Jakarta, Redaksi.co – Anggota DPD RI Daerah Pemilihan Papua Barat, Lamek Dowansiba, menegaskan pentingnya pengawasan ketat terhadap distribusi bahan bakar minyak (BBM) bersubsidi di tengah dinamika geopolitik global yang saat ini turut mempengaruhi stabilitas energi, termasuk harga BBM di pasar.
Dalam keterangannya pada Rabu (8/4/2026), Lamek menyampaikan bahwa kondisi geopolitik dunia yang tidak menentu berdampak langsung pada fluktuasi harga energi. Oleh karena itu, pemerintah perlu mengambil langkah strategis dengan memperkuat pengawasan distribusi BBM subsidi agar tetap tepat sasaran dan tidak disalahgunakan.
“Pengawasan harus diperketat agar tidak terjadi penyalahgunaan BBM subsidi di masyarakat. Ini penting untuk menjaga keadilan distribusi,” ujar Lamek yang juga adalah Ketua Himpi provinsi Papua Barat saat ini.
Ia menjelaskan bahwa tanpa pengawasan yang optimal, potensi penyimpangan dalam penyaluran BBM subsidi akan semakin besar, terutama di tengah situasi global yang memicu ketidakstabilan harga energi. Untuk itu, ia mendorong adanya sinergi antara pemerintah daerah, aparat penegak hukum, serta instansi terkait lainnya dalam memastikan distribusi berjalan sesuai ketentuan.
Menurut Lamek, BBM subsidi merupakan hak masyarakat, khususnya bagi kelompok yang benar-benar membutuhkan. Oleh sebab itu, distribusinya harus dijaga agar tidak dimanfaatkan oleh pihak yang tidak berhak. “Masyarakat berhak mendapatkan akses BBM subsidi sesuai peruntukannya, terutama bagi kelompok yang benar-benar membutuhkan,” tambahnya.
Selain itu, ia juga meminta pemerintah untuk tetap konsisten dalam menjaga kebijakan harga BBM subsidi agar tidak mengalami kenaikan di tengah tekanan global. Stabilitas harga dinilai sangat penting untuk menjaga daya beli masyarakat, terutama di kalangan ekonomi menengah ke bawah.
Lebih lanjut, ia berharap dengan pengawasan yang konsisten dan terintegrasi, distribusi BBM subsidi dapat berjalan lebih efektif dan tepat sasaran.
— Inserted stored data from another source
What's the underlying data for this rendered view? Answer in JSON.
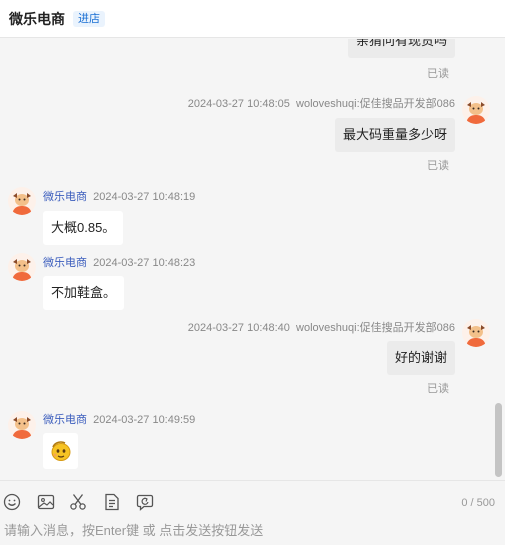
{
  "header": {
    "shop_name": "微乐电商",
    "enter_shop_label": "进店"
  },
  "messages": [
    {
      "id": "m0",
      "side": "right",
      "partial": true,
      "text": "亲猜问有现货吗",
      "read_label": "已读"
    },
    {
      "id": "m1",
      "side": "right",
      "time": "2024-03-27 10:48:05",
      "sender": "woloveshuqi:促佳搜品开发部086",
      "text": "最大码重量多少呀",
      "read_label": "已读"
    },
    {
      "id": "m2",
      "side": "left",
      "name": "微乐电商",
      "time": "2024-03-27 10:48:19",
      "text": "大概0.85。"
    },
    {
      "id": "m3",
      "side": "left",
      "name": "微乐电商",
      "time": "2024-03-27 10:48:23",
      "text": "不加鞋盒。"
    },
    {
      "id": "m4",
      "side": "right",
      "time": "2024-03-27 10:48:40",
      "sender": "woloveshuqi:促佳搜品开发部086",
      "text": "好的谢谢",
      "read_label": "已读"
    },
    {
      "id": "m5",
      "side": "left",
      "name": "微乐电商",
      "time": "2024-03-27 10:49:59",
      "sticker": "emoji-sticker"
    }
  ],
  "toolbar": {
    "icons": [
      "emoji-icon",
      "image-icon",
      "scissors-icon",
      "file-icon",
      "history-icon"
    ],
    "counter": "0 / 500"
  },
  "input": {
    "placeholder": "请输入消息，按Enter键 或 点击发送按钮发送",
    "value": ""
  },
  "colors": {
    "avatar_orange": "#f06a3c",
    "name_blue": "#3b5dbd",
    "enter_shop_blue": "#1a6fd3"
  }
}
Upaya ini juga diharapkan mampu mencegah praktik penimbunan maupun penyalahgunaan yang merugikan masyarakat luas.
“Dengan adanya pengawasan yang konsisten, diharapkan distribusi BBM subsidi dapat lebih tepat sasaran, sekaligus mencegah praktik-praktik penimbunan maupun penyalahgunaan di lapangan,” tutupnya.